Операция «Сближение» | страница 62
Он хотел сказать Арнаудову, что разногласия между ними имеются, они заметны, хоть, как это говорится, они – не антагонистические, но в это время появились женщины с дымящими подносами в руках. Им предстояло обильно закусить, добротно, по-болгарски, сопровождая процесс поглощения пищи неторопливой выпивкой, ради удовольствия, чтобы расшевелить мозги и внутренности, потом перекинуться в картишки и, если позволит время, посмотреть одним глазом субботний детективный фильм.
Станчев забежал на службу к концу рабочего дня. Перед этим он встретился с Бадемовым, тренером и бывшим приятелем Кушевой, последним приятелем. Они беседовали уже по второму разу, устроившись на укромной скамейке на теннисных кортах. Весна уже кончилась, дышал теплом июнь. Внизу, на кортах, под пристальным оком своих матерей и теток тренировались дети – шикарно разодетые розовые существа, на которых возлагались такие же шикарные надежды. Ожидая Бадемова, – как порой фамилии подходят людям! – Станчев наблюдал за юными спортсменами, за публикой, за мелькающими в парке влюбленными парами, за одинокими стариками… Вот проехал велосипедист в рабочей одежде, на руле висела авоська с продуктами. До чего же пестра жизнь – от маленьких теннисистов, будущих мировых чемпионов, до этого озабоченного велосипедиста – и в этом ее прелесть. Однако розовые мальчуганы, с которыми носились, как с писаной торбой, почему-то его раздражали. Станчев обожал детей, любил потрепать детские шелковистые волосики, поболтать со случайным парнишкой на улице, даже попотчевать его мятной конфеткой из своего вечного запаса, которая заменяла ему валидол, но на сей раз он ощутил раздражение. Уж больно много праздно шатающегося, неведомо как обеспеченного и кем воспитываемого народца появилось в наших городах и городишках, уж больно много. Нация баловала подрастающее поколение, и это не случайно – в целых сословиях что-то было утрачено и притуплено, возможно, нюх, опыт, а может, и инстинкт самосохранения – пойди-пойми, как и почему так произошло. Мысленным взором он снова перенесся в детство, настолько непохожее на эти корты, из толпы гибких манекенчиков внизу вырос отцовский дом, станция с бай Захарием, выплыло изможденное, миловидное Дешкино лицо. Нет уже Дешки, она ушла из жизни совсем молодой, унеся с собой свою маленькую тайну. Маленькую ли…

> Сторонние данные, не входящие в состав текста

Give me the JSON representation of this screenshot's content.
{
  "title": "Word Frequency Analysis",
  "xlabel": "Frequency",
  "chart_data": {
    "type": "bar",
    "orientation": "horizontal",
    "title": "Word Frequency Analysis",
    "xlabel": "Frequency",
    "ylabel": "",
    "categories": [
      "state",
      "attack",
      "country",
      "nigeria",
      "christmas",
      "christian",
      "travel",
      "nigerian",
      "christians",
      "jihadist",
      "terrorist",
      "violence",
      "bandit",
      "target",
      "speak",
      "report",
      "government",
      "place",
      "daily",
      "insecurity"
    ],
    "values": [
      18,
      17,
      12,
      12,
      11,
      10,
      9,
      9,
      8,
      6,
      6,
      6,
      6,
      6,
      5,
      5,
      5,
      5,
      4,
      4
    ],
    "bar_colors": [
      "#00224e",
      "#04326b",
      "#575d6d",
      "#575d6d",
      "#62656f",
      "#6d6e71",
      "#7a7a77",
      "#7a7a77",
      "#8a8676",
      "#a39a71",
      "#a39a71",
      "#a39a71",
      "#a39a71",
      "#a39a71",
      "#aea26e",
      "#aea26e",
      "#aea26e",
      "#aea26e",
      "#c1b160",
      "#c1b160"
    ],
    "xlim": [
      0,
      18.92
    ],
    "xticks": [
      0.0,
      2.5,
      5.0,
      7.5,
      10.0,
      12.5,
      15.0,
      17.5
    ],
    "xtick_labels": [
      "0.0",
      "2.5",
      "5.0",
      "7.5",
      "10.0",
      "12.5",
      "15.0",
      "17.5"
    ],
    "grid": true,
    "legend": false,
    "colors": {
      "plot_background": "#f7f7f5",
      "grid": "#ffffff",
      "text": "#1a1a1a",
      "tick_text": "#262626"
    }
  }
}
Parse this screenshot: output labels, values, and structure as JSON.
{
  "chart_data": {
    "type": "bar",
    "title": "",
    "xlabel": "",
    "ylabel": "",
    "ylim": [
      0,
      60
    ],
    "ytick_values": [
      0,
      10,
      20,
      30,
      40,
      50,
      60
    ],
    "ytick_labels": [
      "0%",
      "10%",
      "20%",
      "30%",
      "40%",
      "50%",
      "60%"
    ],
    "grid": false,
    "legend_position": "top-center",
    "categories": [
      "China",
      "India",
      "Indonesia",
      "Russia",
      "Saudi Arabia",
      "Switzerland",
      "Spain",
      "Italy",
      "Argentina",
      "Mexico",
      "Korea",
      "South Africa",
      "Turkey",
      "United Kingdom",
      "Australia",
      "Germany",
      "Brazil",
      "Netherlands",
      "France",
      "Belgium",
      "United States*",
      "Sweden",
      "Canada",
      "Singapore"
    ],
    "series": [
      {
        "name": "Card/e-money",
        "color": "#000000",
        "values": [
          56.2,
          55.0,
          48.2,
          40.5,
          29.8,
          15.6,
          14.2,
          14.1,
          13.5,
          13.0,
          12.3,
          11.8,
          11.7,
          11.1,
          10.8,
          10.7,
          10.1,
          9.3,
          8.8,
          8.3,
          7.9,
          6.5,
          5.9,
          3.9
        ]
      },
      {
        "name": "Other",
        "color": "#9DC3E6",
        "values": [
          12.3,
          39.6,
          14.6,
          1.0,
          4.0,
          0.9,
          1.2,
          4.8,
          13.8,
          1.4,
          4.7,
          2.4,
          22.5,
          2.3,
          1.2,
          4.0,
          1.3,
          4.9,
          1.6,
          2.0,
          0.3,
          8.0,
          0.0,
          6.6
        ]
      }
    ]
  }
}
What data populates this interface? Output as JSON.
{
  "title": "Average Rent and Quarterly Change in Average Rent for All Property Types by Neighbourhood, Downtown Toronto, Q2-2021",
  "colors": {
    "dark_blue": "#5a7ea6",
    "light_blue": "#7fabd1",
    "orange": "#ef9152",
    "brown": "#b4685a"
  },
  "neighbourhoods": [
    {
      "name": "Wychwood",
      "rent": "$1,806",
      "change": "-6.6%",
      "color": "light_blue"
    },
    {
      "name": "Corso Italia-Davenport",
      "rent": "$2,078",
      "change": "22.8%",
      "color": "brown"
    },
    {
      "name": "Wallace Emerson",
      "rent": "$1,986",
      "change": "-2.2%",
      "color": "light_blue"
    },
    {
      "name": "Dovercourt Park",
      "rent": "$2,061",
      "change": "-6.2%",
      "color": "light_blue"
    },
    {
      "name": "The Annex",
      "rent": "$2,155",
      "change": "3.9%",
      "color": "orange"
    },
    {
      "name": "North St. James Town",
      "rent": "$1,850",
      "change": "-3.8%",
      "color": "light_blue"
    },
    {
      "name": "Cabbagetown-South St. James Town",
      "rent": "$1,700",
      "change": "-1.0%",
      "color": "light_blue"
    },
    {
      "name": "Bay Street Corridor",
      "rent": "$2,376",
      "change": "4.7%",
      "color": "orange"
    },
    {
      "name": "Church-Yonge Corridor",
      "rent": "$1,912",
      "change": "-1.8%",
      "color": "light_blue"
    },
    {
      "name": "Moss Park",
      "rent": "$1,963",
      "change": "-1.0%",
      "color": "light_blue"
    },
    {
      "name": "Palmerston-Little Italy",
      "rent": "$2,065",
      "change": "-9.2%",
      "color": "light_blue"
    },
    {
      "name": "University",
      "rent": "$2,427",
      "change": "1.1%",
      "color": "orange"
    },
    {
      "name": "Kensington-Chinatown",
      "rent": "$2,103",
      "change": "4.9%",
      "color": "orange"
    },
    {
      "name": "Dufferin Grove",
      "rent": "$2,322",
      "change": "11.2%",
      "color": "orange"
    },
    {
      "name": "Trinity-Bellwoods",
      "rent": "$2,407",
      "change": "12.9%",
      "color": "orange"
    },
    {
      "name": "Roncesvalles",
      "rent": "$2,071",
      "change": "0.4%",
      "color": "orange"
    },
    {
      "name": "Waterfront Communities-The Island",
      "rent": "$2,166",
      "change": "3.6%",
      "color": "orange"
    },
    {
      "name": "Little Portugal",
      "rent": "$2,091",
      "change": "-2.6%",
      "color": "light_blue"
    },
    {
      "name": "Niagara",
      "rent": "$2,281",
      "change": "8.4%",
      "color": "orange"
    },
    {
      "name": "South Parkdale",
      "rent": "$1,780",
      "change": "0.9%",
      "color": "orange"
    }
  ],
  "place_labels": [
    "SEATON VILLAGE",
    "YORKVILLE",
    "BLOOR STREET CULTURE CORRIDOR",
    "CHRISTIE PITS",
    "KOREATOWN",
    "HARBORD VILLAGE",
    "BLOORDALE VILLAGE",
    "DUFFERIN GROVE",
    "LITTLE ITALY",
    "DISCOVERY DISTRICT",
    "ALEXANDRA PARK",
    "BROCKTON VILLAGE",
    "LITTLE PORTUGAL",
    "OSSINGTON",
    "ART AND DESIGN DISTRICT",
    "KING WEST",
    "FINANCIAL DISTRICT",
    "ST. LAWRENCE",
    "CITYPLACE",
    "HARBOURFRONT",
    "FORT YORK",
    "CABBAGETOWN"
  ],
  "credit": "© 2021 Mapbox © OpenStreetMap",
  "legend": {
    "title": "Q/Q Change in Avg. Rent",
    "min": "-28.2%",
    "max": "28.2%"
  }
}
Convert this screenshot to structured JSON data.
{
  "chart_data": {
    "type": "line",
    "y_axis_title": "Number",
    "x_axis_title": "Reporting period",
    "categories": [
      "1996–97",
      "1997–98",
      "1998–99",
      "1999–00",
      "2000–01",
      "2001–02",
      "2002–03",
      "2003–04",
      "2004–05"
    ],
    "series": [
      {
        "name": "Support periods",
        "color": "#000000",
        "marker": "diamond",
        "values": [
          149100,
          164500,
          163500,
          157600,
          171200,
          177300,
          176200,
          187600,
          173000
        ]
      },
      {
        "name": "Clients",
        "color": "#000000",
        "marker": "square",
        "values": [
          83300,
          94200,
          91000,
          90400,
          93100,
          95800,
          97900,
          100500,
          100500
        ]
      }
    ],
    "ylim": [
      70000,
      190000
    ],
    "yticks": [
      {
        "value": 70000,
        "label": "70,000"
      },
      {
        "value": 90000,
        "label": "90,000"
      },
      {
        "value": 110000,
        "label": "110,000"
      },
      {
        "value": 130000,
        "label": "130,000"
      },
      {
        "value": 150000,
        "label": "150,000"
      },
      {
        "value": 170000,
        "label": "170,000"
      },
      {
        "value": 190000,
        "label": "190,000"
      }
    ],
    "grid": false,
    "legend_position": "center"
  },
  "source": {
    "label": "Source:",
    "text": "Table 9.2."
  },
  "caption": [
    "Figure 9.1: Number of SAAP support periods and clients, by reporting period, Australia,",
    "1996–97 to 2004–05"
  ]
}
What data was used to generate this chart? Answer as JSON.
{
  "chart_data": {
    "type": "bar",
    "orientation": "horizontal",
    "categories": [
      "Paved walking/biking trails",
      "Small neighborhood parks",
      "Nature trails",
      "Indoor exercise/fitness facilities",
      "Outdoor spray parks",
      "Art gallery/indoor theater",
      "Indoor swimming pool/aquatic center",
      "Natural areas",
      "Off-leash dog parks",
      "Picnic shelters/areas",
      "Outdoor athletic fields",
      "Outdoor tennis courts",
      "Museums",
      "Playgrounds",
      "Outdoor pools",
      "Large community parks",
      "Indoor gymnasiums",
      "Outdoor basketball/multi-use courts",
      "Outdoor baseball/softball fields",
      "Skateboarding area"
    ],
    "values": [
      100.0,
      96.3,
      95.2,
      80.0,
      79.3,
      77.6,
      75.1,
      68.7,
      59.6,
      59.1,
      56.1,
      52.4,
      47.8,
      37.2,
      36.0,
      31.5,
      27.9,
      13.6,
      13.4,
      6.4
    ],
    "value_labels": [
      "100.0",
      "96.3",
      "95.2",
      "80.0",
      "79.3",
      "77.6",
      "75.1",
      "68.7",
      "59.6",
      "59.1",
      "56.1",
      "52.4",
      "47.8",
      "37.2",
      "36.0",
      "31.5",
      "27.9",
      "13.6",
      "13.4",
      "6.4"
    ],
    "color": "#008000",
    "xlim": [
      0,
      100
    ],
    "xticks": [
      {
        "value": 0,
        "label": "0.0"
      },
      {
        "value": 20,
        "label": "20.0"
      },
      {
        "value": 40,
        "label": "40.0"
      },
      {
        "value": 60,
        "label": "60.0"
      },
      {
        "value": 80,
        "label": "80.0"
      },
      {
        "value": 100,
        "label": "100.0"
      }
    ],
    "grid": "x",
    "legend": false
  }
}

Станчев пощупал сквозь носок свою обезображенную лодыжку и почувствовал неприятную тяжесть в желудке. Ты отмечен судьбой, как-то сказала ему Дешка, смотри не очерствей душой, не стань озлобленным… Да-да, так и сказала, прямо, без обиняков. Сколько воды утекло с тех пор. Допускал ли он, чтобы его меченость брала верх? Конечно же, допускал и не однажды. И ему припомнилась одна история, когда расследование зашло в тупик и, как обычно в таких случаях, как назло появился наглый подследственный, который действовал на нервы и выматывал душу, – то ли просто зануда, то ли ловкий лжесвидетель, по которому плакало новое дело, – вот тогда-то и прижучили этого киномеханика за пропавшие фильмы, а через несколько месяцев оказалось, что вышла ошибка. А почему его взяли? Потому что вел себя невыносимо, дерзил и оскорблял, даже запугивал, значит, был уверен в своей невиновности. И именно эту уверенность ты принял за прикрытие, за попытку контратаковать и вкатал этому засранцу по первое число. Как-то раз Петранка спросила, подготавливал ли он обвинительное заключение на невинного человека. Что же в таком разе следовало ей сказать, правду?